A Run With AP and Friends

My daughter Laurel told me how wearing exercise clothes can make you want to exercise, so I bought the uniform of the runner—leggings—and it sort of works. Once I put them on, I feel like I’ve made a commitment to run.

This morning I really didn’t want to run—and when I say “run”, I mean “walk-run,” with more walking than running at this point in my 5K run app.

So, I didn’t want to run, but I had on the leggings and my father was still sleeping and Mary was downstairs in case he got up anyway and I had no other excuses. I headed out the door and down the hill.
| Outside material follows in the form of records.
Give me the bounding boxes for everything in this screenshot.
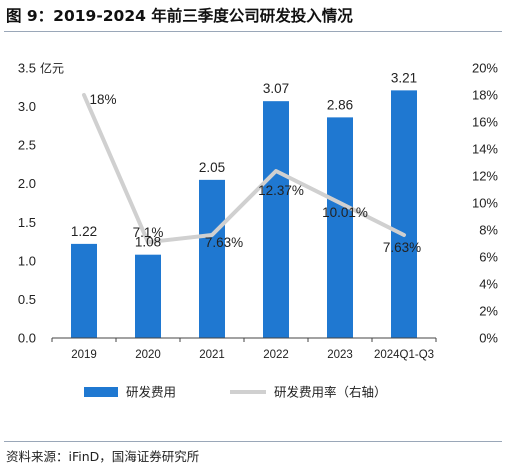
y-axis-right: 0% 2% 4% 6% 8% 10% 12% 14% 16% 18% 20% (472, 61, 498, 346)
title-divider (4, 31, 502, 32)
bar-2021 (199, 179, 225, 338)
x-tick-label: 2019 (71, 349, 97, 361)
bar-value-label: 3.07 (263, 81, 289, 96)
line-value-labels: 18% 7.1% 7.63% 12.37% 10.01% 7.63% (89, 92, 421, 255)
line-value-label: 7.63% (383, 240, 421, 255)
bar-value-label: 2.86 (327, 97, 353, 112)
bar-value-labels: 1.22 1.08 2.05 3.07 2.86 3.21 (71, 70, 417, 249)
legend-label-line: 研发费用率（右轴） (274, 385, 387, 400)
x-tick-label: 2021 (199, 349, 225, 361)
y-right-tick-label: 8% (479, 223, 498, 238)
y-left-tick-label: 0.5 (18, 292, 36, 307)
y-left-tick-label: 0.0 (18, 331, 36, 346)
line-value-label: 7.63% (205, 235, 243, 250)
y-right-tick-label: 12% (472, 169, 498, 184)
bar-value-label: 3.21 (391, 70, 417, 85)
legend-label-bar: 研发费用 (126, 385, 176, 400)
y-right-tick-label: 4% (479, 277, 498, 292)
y-right-tick-label: 2% (479, 304, 498, 319)
y-left-tick-label: 2.5 (18, 138, 36, 153)
y-right-tick-label: 6% (479, 250, 498, 265)
y-left-tick-label: 3.0 (18, 99, 36, 114)
y-left-tick-label: 1.5 (18, 215, 36, 230)
y-right-tick-label: 14% (472, 142, 498, 157)
line-series (82, 93, 406, 245)
footer-divider (4, 441, 502, 442)
y-right-tick-label: 20% (472, 61, 498, 76)
x-axis: 2019 2020 2021 2022 2023 2024Q1-Q3 (51, 338, 437, 361)
y-right-tick-label: 0% (479, 331, 498, 346)
x-tick-label: 2023 (327, 349, 353, 361)
chart-title: 图 9：2019-2024 年前三季度公司研发投入情况 (6, 7, 353, 25)
y-right-tick-label: 16% (472, 115, 498, 130)
y-right-tick-label: 18% (472, 88, 498, 103)
bar-2023 (327, 117, 353, 338)
x-tick-label: 2022 (263, 349, 289, 361)
line-value-label: 7.1% (133, 225, 164, 240)
bar-2022 (263, 101, 289, 339)
x-tick-label: 2024Q1-Q3 (374, 349, 434, 361)
line-value-label: 10.01% (322, 205, 368, 220)
bar-value-label: 1.22 (71, 224, 97, 239)
bar-2020 (135, 254, 161, 338)
line-value-label: 18% (89, 92, 116, 107)
y-axis-left-unit: 亿元 (40, 61, 64, 76)
bar-series (71, 90, 417, 339)
y-left-tick-label: 2.0 (18, 176, 36, 191)
bar-2024Q1-Q3 (391, 90, 417, 338)
x-tick-label: 2020 (135, 349, 161, 361)
bar-value-label: 1.08 (135, 235, 161, 250)
y-left-tick-label: 1.0 (18, 253, 36, 268)
y-right-tick-label: 10% (472, 196, 498, 211)
y-axis-left: 0.0 0.5 1.0 1.5 2.0 2.5 3.0 3.5 (18, 61, 36, 346)
bar-2019 (71, 243, 97, 338)
line-path (82, 93, 406, 245)
source-note: 资料来源：iFinD，国海证券研究所 (6, 449, 200, 464)
y-left-tick-label: 3.5 (18, 61, 36, 76)
legend: 研发费用 研发费用率（右轴） (84, 385, 387, 400)
line-value-label: 12.37% (258, 183, 304, 198)
bar-value-label: 2.05 (199, 160, 225, 175)
chart-canvas: 0.0 0.5 1.0 1.5 2.0 2.5 3.0 3.5 0% 2% 4% 6% 8% 10% 12… (18, 61, 499, 400)
legend-swatch-bar (84, 387, 118, 397)
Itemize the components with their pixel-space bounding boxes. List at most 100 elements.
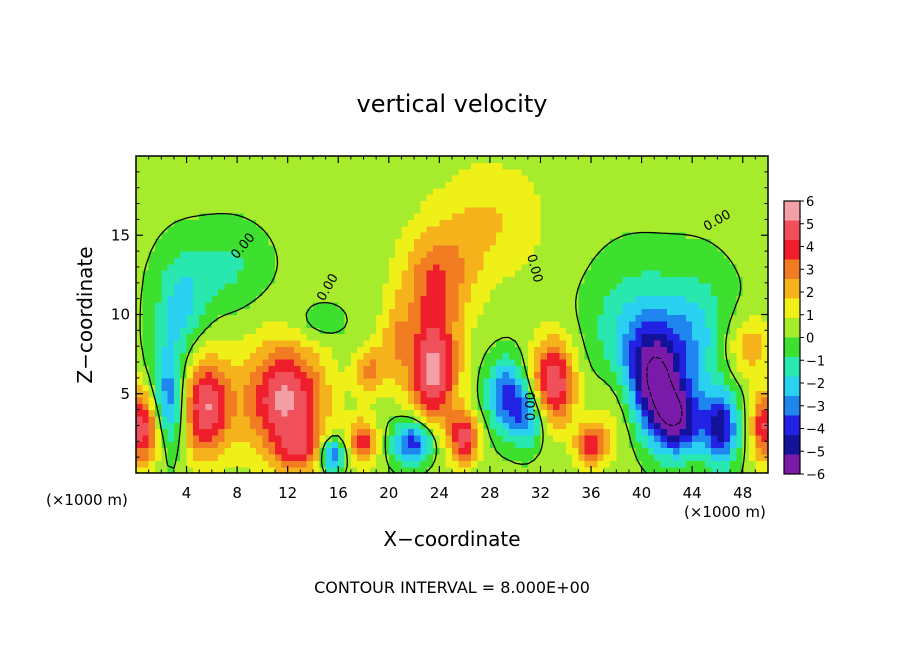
heatmap-cell (136, 175, 143, 182)
heatmap-cell (597, 289, 605, 297)
heatmap-cell (192, 396, 200, 404)
heatmap-cell (483, 320, 491, 328)
heatmap-cell (224, 270, 232, 278)
heatmap-cell (553, 365, 561, 373)
heatmap-cell (338, 238, 346, 246)
heatmap-cell (647, 434, 655, 442)
heatmap-cell (692, 333, 700, 341)
heatmap-cell (452, 232, 459, 240)
heatmap-cell (243, 225, 251, 233)
heatmap-cell (224, 232, 232, 240)
heatmap-cell (749, 390, 756, 398)
heatmap-cell (420, 365, 428, 373)
heatmap-cell (154, 403, 162, 411)
heatmap-cell (616, 206, 624, 214)
heatmap-cell (704, 162, 712, 170)
heatmap-cell (350, 257, 358, 265)
heatmap-cell (717, 453, 725, 461)
heatmap-cell (167, 206, 175, 214)
heatmap-cell (369, 384, 377, 392)
heatmap-cell (654, 232, 662, 240)
heatmap-cell (464, 365, 472, 373)
heatmap-cell (376, 377, 384, 385)
heatmap-cell (483, 276, 491, 284)
heatmap-cell (704, 409, 712, 417)
heatmap-cell (268, 384, 276, 392)
heatmap-cell (218, 409, 226, 417)
heatmap-cell (180, 276, 188, 284)
heatmap-cell (376, 295, 384, 303)
heatmap-cell (136, 301, 143, 309)
heatmap-cell (243, 232, 251, 240)
heatmap-cell (591, 308, 598, 316)
heatmap-cell (603, 377, 611, 385)
heatmap-cell (584, 276, 592, 284)
heatmap-cell (458, 466, 466, 474)
heatmap-cell (527, 447, 535, 455)
heatmap-cell (218, 434, 226, 442)
heatmap-cell (376, 339, 384, 347)
heatmap-cell (224, 453, 232, 461)
heatmap-cell (192, 206, 200, 214)
heatmap-cell (167, 187, 175, 195)
heatmap-cell (275, 352, 282, 360)
heatmap-cell (224, 415, 232, 423)
heatmap-cell (578, 453, 586, 461)
heatmap-cell (186, 415, 194, 423)
heatmap-cell (685, 314, 693, 322)
heatmap-cell (736, 251, 744, 259)
heatmap-cell (350, 384, 358, 392)
heatmap-cell (742, 352, 750, 360)
heatmap-cell (685, 415, 693, 423)
heatmap-cell (230, 453, 238, 461)
heatmap-cell (136, 181, 143, 189)
heatmap-cell (401, 200, 409, 208)
heatmap-cell (692, 460, 700, 468)
heatmap-cell (136, 194, 143, 201)
heatmap-cell (439, 422, 447, 430)
heatmap-cell (654, 422, 662, 430)
heatmap-cell (452, 276, 459, 284)
heatmap-cell (382, 371, 390, 379)
heatmap-cell (502, 301, 510, 309)
heatmap-cell (249, 390, 257, 398)
heatmap-cell (306, 162, 314, 170)
heatmap-cell (275, 270, 282, 278)
heatmap-cell (388, 384, 396, 392)
heatmap-cell (603, 187, 611, 195)
heatmap-cell (426, 453, 434, 461)
heatmap-cell (540, 396, 548, 404)
heatmap-cell (591, 187, 598, 195)
heatmap-cell (243, 181, 251, 189)
heatmap-cell (262, 200, 270, 208)
heatmap-cell (698, 225, 706, 233)
heatmap-cell (597, 156, 605, 163)
heatmap-cell (426, 219, 434, 227)
heatmap-cell (331, 441, 339, 449)
heatmap-cell (414, 238, 421, 246)
heatmap-cell (679, 301, 687, 309)
heatmap-cell (610, 339, 617, 347)
heatmap-cell (369, 447, 377, 455)
heatmap-cell (211, 301, 219, 309)
heatmap-cell (325, 403, 333, 411)
heatmap-cell (730, 200, 737, 208)
heatmap-cell (572, 358, 579, 366)
heatmap-cell (407, 295, 415, 303)
heatmap-cell (338, 352, 346, 360)
heatmap-cell (628, 194, 636, 201)
heatmap-cell (521, 428, 529, 436)
heatmap-cell (622, 377, 630, 385)
heatmap-cell (452, 308, 459, 316)
heatmap-cell (395, 441, 403, 449)
heatmap-cell (464, 403, 472, 411)
heatmap-cell (755, 289, 763, 297)
heatmap-cell (268, 314, 276, 322)
heatmap-cell (578, 346, 586, 354)
heatmap-cell (717, 181, 725, 189)
heatmap-cell (736, 460, 744, 468)
heatmap-cell (243, 244, 251, 252)
heatmap-cell (622, 333, 630, 341)
heatmap-cell (515, 200, 523, 208)
heatmap-cell (660, 308, 668, 316)
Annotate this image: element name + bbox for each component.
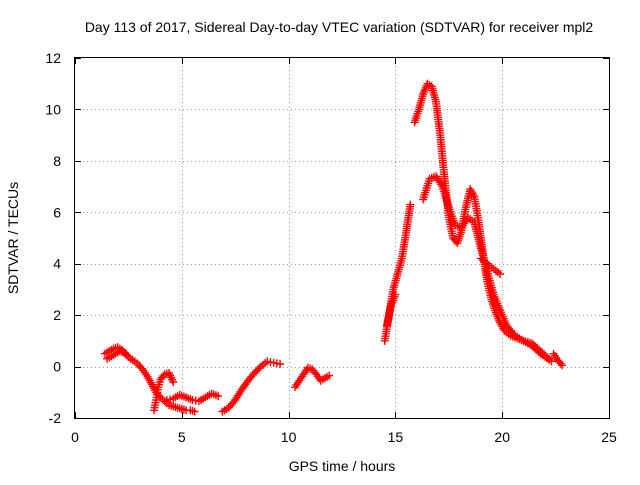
y-tick-label: 2 [53, 307, 61, 323]
data-point [391, 290, 400, 299]
series-mpl2-i [410, 79, 554, 363]
x-tick-label: 5 [178, 429, 186, 445]
y-tick-label: 6 [53, 204, 61, 220]
data-point [214, 392, 223, 401]
data-point [556, 359, 565, 368]
x-tick-label: 20 [494, 429, 510, 445]
data-point [496, 270, 505, 278]
y-tick-label: 4 [53, 256, 61, 272]
data-point [169, 378, 178, 386]
x-tick-label: 0 [71, 429, 79, 445]
y-tick-label: 8 [53, 153, 61, 169]
grid [75, 58, 609, 418]
x-axis-label: GPS time / hours [289, 458, 396, 474]
series-mpl2-b [103, 347, 133, 363]
y-tick-label: -2 [49, 410, 62, 426]
data-point [406, 200, 415, 209]
data-series [100, 79, 567, 416]
data-point [276, 360, 285, 368]
series-mpl2-e [218, 357, 285, 416]
x-tick-label: 25 [601, 429, 617, 445]
series-mpl2-k [476, 254, 505, 278]
y-axis-label: SDTVAR / TECUs [5, 182, 21, 294]
data-point [190, 407, 199, 416]
series-mpl2-h [382, 290, 400, 330]
data-point [558, 361, 567, 370]
series-mpl2-l [549, 349, 567, 370]
plot-frame [74, 57, 610, 419]
series-mpl2-d [162, 389, 223, 406]
y-tick-label: 0 [53, 359, 61, 375]
series-mpl2-j [419, 172, 556, 366]
data-point [325, 371, 334, 380]
data-point [124, 352, 133, 361]
y-tick-label: 10 [45, 101, 61, 117]
axis-ticks: 0 5 10 15 20 25 -2 0 2 4 6 8 10 12 [45, 50, 617, 445]
data-point [547, 357, 556, 366]
chart-title: Day 113 of 2017, Sidereal Day-to-day VTE… [85, 19, 594, 35]
x-tick-label: 10 [281, 429, 297, 445]
x-tick-label: 15 [388, 429, 404, 445]
data-point [469, 190, 478, 199]
y-tick-label: 12 [45, 50, 61, 66]
series-mpl2-f [291, 363, 334, 392]
series-mpl2-c [150, 369, 178, 415]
About 5 minutes in, I heard a *ka-pling* from my phone, so I checked to see if I was supposed to start running, but it was a message from a friend. I barely had time to see her name when I heard the *ding* signaling time to run. I shoved my phone back in my pocket, and began running and praying for her.

Lord, I don’t know what’s going on with my friend

Meanwhile, in the background of my run, Andrew Peterson was singing through my earbuds, “Keep to the old roads, keep to the old roads, and you’ll find your way…”

I focused on a distant tree, telling myself I could run that far. It’s a thing I do because I really hate running–set a short-term goal.

*ding* — I could walk again. I pulled out my phone and read her note. “We are very lost and hurt…”

“Keep to the old roads,” sang Andrew. He was on the last chorus.

Lord, help her to remember the old roads. Help her find her way.

I know that lost feeling, when it seems like everything is wrong and wasted. I thought of another friend who recently lost her home in a fire, and the heavy ache she must feel sifting through the ashes. I’ve gotten those heart-wrenching phone calls and driven to far away emergency rooms. I sat with my mother through her last breaths.

*ding* — Time to run again. I picked a barn to run to. Andrew was singing “Dancing in the Minefields.”

“This is harder than we dreamed…” Indeed, it is. Marriage, parenting, life.

It all is so hard, and no one warns us about that.

Or they do, and we don’t believe it because we have stars in our eyes and hope in our hearts. But the stars are replaced with the pollution of life, stinging our eyes. And the hope in our hearts withers like an unwatered plant.

Lord, walk with her in these shadowlands.

And so my walk-run went.

Andrew sang, “So when my body’s weak and the day is long, When I feel my faith is all but gone, I’ll remember when I sing this song, that I believe….”

And I prayed.

Andrew sang, “Isn’t it love?”

And I prayed.

The last bit of my run-walk is miserable, absolutely miserable. I start off going downhill which means I finish going up.

I thought about a comment Jonathan Rogers had made recently, when someone praised him for being an encouragement.  He said something like, “I’m like the cross-country coach who pulls alongside in the golf cart, takes a drag of his cigarette, and tells you to keep going.”

I thought about a new friend who wished me Bon Courage and explained that it’s not about bravery, but strength and resolve.

I thought about my friend who is lost and struggling, and how we’ve all been the guy in the golf-cart before, smoking our cigarettes and encouraging from a place of comfort, while we really don’t understand the pounding on the pavement pain of the runner in that moment. It seems we all need strength and resolve, to be able to set our sights on reachable goals.

We also need to remember the ultimate goal, given to us in the book of Hebrews, of running with endurance the race that is set before us. We have a cloud of witnesses—not riding golf-carts. We need to focus on Christ for our strength and resolve, our bon courage.

And so I prayed for my friend as I finished that final hill.